Top-Quark Decay at Next-to-Next-to-Next-to-Leading Order in QCD

TL;DR

This paper provides the first complete next-to-next-to-next-to-leading order (NNNLO) QCD corrections to top-quark decay observables, significantly improving theoretical precision for decay width and helicity fractions relevant for future collider experiments.

Contribution

It introduces the first full NNNLO QCD calculations for top-quark decay, refining predictions for decay width and helicity fractions with unprecedented accuracy.

Findings

NNNLO correction decreases decay width by about 0.8%.

Predicted decay width matches future collider precision requirements.

QCD effects on helicity fractions are negligible at the per-mille level.

Abstract

We present the first complete high-precision QCD corrections to the inclusive decay width $\mathrm{\Gamma}_t$, the $W$-helicity fractions $f_{\mathrm{L,R,0}}$ and semi-inclusive distributions for the top-quark decay process $t \rightarrow b + W^+ + X_{\mathrm{\tiny QCD}}$ at NNNLO in the strong coupling constant $\alpha_s$. In particular, the pure NNNLO QCD correction decreases the $\mathrm{\Gamma}_t$ by about $0.8\%$ of the previous NNLO result at the top-quark pole mass scale, exceeding the error estimated by the usual scale-variation prescription.
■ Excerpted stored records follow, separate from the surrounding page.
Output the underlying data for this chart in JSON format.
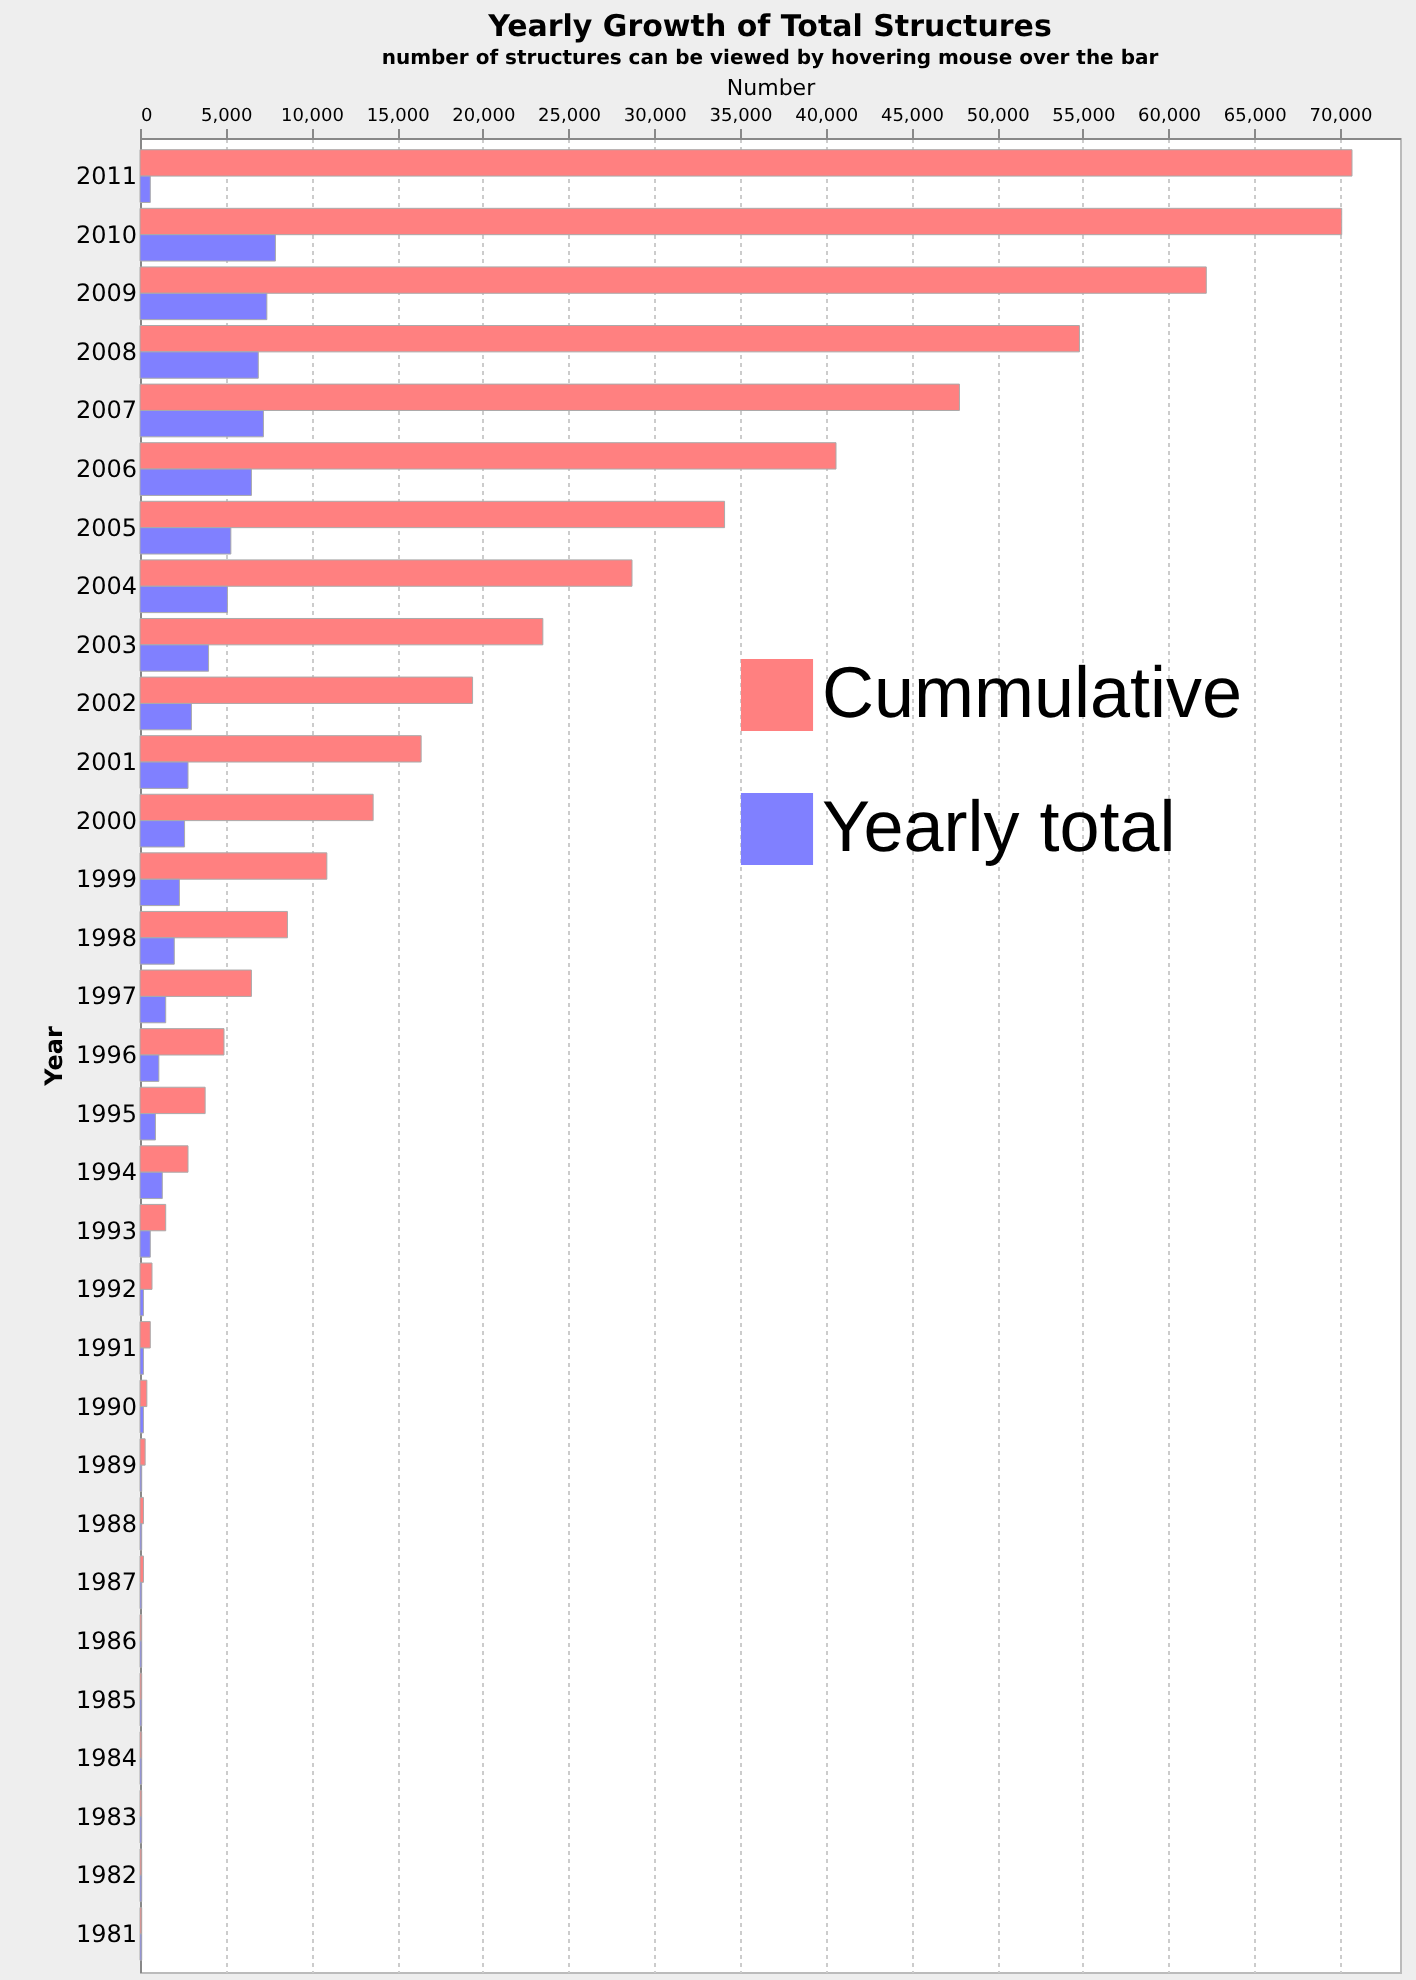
{
  "chart_data": {
    "type": "bar",
    "orientation": "horizontal",
    "title": "Yearly Growth of Total Structures",
    "subtitle": "number of structures can be viewed by hovering mouse over the bar",
    "xlabel": "Number",
    "ylabel": "Year",
    "categories": [
      "2011",
      "2010",
      "2009",
      "2008",
      "2007",
      "2006",
      "2005",
      "2004",
      "2003",
      "2002",
      "2001",
      "2000",
      "1999",
      "1998",
      "1997",
      "1996",
      "1995",
      "1994",
      "1993",
      "1992",
      "1991",
      "1990",
      "1989",
      "1988",
      "1987",
      "1986",
      "1985",
      "1984",
      "1983",
      "1982",
      "1981"
    ],
    "series": [
      {
        "name": "Cummulative",
        "color": "#ff8080",
        "values": [
          70700,
          70100,
          62200,
          54800,
          47800,
          40600,
          34100,
          28700,
          23500,
          19400,
          16400,
          13600,
          10900,
          8600,
          6500,
          4900,
          3800,
          2800,
          1500,
          700,
          600,
          400,
          300,
          200,
          200,
          100,
          100,
          100,
          100,
          100,
          100
        ]
      },
      {
        "name": "Yearly total",
        "color": "#8080ff",
        "values": [
          600,
          7900,
          7400,
          6900,
          7200,
          6500,
          5300,
          5100,
          4000,
          3000,
          2800,
          2600,
          2300,
          2000,
          1500,
          1100,
          900,
          1300,
          600,
          200,
          200,
          200,
          100,
          100,
          100,
          100,
          100,
          100,
          100,
          100,
          100
        ]
      }
    ],
    "xlim": [
      0,
      73500
    ],
    "xticks": [
      0,
      {
        "value": 5000,
        "label": "5,000"
      },
      {
        "value": 10000,
        "label": "10,000"
      },
      {
        "value": 15000,
        "label": "15,000"
      },
      {
        "value": 20000,
        "label": "20,000"
      },
      {
        "value": 25000,
        "label": "25,000"
      },
      {
        "value": 30000,
        "label": "30,000"
      },
      {
        "value": 35000,
        "label": "35,000"
      },
      {
        "value": 40000,
        "label": "40,000"
      },
      {
        "value": 45000,
        "label": "45,000"
      },
      {
        "value": 50000,
        "label": "50,000"
      },
      {
        "value": 55000,
        "label": "55,000"
      },
      {
        "value": 60000,
        "label": "60,000"
      },
      {
        "value": 65000,
        "label": "65,000"
      },
      {
        "value": 70000,
        "label": "70,000"
      }
    ],
    "grid": true,
    "legend": "right"
  }
}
After taking into account all sources of errors, we get $\mathrm{\Gamma}_t = 1.3148^{+0.003}_{-0.005} + 0.027\,(m_t - 172.69)\,\text{GeV} $, the error of which meets the request by future colliders. On the other hand, the NNNLO QCD effects on $f_{\mathrm{L,R,0}}$ are found to be much smaller, at the level of one per-mille for the dominating $f_{0}$, predestining them to act as precision observables for the top-quark decay process.